Summary of Finalists - 2009

A.L.I.C.E.

ALICE A.I. Foundation, Elizabeth Perreau (liseperu@netscape.net; http://alice.pandorabots.com)

The ALICE bot is an A.I. natural language chat program designed to play Turing's Imitation Game. Like the computer in the game as Turing imagined it, the computer plays the role of the lying man. ALICE is a computer, pretending to be a man, pretending to be a woman, pretending to be a computer.

Taaable

LIRIS Lab. and Lyon 1 University (France), Amelie Cordier (amelie.cordier@liris.cnrs.fr; http://taaable.fr/)

Taaable is a web-based cooking application making use of case-based reasoning (CBR). You want to cook a pear pie? Just ask Taaable and it will provide you with a creative pear pie recipe: as Taaable does not have any pear pie recipe in its recipe book, it will adapt an apple pie recipe in order to satisfy your request. Taaable also improves itself by learning new adaptation knowledge with time, through interactions with its users. Thanks to this additional knowledge, it is able to solve more and more cooking problems.

Dora the Explorer, a robot motivated by curiosity

University of Birmingham, Nick Hawes and Marc Hanheide {n.a.hawes; m.hanheide}@cs.bham.ac.uk ; http://www.cs.bham.ac.uk/~nah

Dora the Explorer is a mobile robot with a sense of curiosity and a drive to explore its world. Given an incomplete tour of an indoor environment, Dora is driven by internal motivations to probe the gaps in her spatial knowledge. She will actively explore regions of space which she hasn't previously visited but which she expects will lead her to further unexplored space. She will also attempt to determine the categories of rooms through active visual search for functionally important objects, and through ontology-driven inference on the results of this search.

Fly by Ear

De Montfort University, Benjamin N. Passow and Mario A. Gongora {benpassow; mgongora}@dmu.ac.uk

Hearing is an invaluable sense for humans and has been greatly under-explored in the fields of AI and robotics.

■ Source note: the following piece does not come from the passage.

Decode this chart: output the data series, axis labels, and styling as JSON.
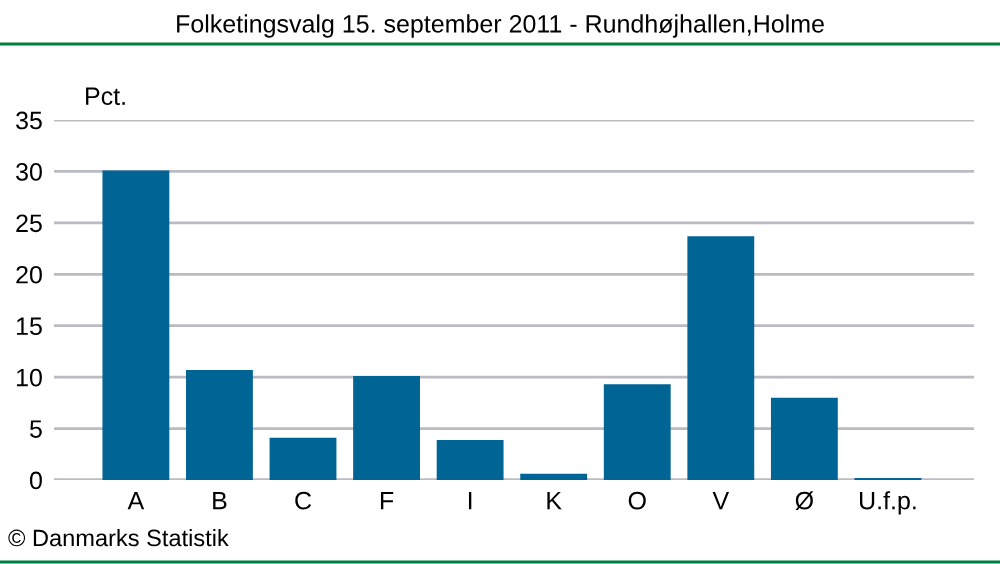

We show how communication and the sense of hearing can vastly improve the intelligent behaviour of an autonomous indoor helicopter. The audience will see the autonomous helicopter fly and manoeuvre on-stage while a supervising machine reads its intrinsic sound, extracts a variety of valuable information and feeds it back to the helicopter to enhance its stability and flight path. This novel use of artificial hearing presents an important advance in control, robotics, and machine intelligence.